Così se il pensionato con Panda a gas volesse risparmiare, dovrebbe comprare una vettura nuova con computer d’ultima generazione a bordo. Non parliamo poi del “blocca bollette”. Non è attuabile poiché privo di un accordo tra banche, Enel, Eni e Acea. Tutte le trovate di questo Governo sono pari ad uno sputo in un mare di povertà: non risolvono nulla e servono solo a prendere tempo. Ma questo Alfano e Letta lo sanno bene, e per prevenire eventuali aneliti rivoluzionari hanno già annunciato aumenti di stipendio per le forze di polizia. È un Governo privo di legittimazione, può reggersi solo usando la forza sulle fasce sociali in protesta e promettendo che non verranno scalfiti i privilegi dell’alta dirigenza. Complice di questo disegno è gran parte dell’informazione, che quotidianamente gioca a far passare per facinorosi e criminali tutti coloro che scendono in piazza rifuggendo dalle bandiere rosse di Cgil e Fiom.

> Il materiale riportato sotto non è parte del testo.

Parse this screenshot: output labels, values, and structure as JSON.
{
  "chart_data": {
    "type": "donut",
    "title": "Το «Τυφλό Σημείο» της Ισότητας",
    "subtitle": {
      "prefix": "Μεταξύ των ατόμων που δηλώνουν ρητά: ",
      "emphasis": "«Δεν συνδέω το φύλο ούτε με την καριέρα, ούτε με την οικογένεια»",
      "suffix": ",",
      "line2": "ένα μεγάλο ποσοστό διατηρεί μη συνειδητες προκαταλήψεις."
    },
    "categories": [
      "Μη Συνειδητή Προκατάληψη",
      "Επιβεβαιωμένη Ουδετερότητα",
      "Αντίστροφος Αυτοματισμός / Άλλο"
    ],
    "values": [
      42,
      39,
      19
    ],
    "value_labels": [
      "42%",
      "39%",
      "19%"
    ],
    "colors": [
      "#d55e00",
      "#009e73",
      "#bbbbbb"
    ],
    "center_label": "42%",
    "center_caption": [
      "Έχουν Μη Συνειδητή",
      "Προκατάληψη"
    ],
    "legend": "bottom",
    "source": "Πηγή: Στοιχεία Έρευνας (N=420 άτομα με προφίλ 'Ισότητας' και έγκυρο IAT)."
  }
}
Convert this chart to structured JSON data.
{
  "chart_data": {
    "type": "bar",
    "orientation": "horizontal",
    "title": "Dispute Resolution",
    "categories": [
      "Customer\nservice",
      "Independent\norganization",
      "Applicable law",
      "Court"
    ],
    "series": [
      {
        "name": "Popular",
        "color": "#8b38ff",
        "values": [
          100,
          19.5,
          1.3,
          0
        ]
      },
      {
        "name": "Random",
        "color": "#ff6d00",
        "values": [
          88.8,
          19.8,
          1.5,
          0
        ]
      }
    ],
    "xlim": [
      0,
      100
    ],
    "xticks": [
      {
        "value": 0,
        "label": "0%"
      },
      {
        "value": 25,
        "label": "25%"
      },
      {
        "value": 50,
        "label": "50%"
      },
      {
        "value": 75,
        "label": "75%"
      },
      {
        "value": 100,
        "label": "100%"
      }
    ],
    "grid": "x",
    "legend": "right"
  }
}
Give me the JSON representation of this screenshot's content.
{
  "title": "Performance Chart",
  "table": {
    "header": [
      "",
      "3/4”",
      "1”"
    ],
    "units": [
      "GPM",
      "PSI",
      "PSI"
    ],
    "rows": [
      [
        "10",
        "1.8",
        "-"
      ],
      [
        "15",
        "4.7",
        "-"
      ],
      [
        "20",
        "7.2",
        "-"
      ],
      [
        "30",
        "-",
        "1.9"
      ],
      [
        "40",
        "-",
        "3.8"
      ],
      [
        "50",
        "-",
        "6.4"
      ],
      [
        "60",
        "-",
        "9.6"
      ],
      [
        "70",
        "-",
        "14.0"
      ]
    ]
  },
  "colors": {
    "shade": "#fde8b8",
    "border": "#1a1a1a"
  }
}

Il Paese è sull’orlo della guerra civile, chi lo governa avrà già aperto le consultazioni tra capo della polizia e vertici dell’esercito, e per capire se il Capo dello Stato abbia spazi di manovra bastevoli a bloccare tutto senza passare per golpista. Un addetto ai lavori riferisce che sarebbe al vaglio anche lo spostamento di gran parte dei detenuti nei vari bagni penali (Asinara, Pianosa…) per permettere d’alloggiare rivoluzionari e “detenuti politici” nelle case mandamentali sulla terra ferma: un modo per dire all’Ue che sono state riutilizzate le vecchie carceri, e che c’è spazio per tutti. In troppi invocano manette e carcere contro la povera gente. Qualcuno aggiunge che “in galera i disoccupati non possono delinquere”. La faccia di Alfano ci spaventa, prende troppo sul serio il proprio ruolo.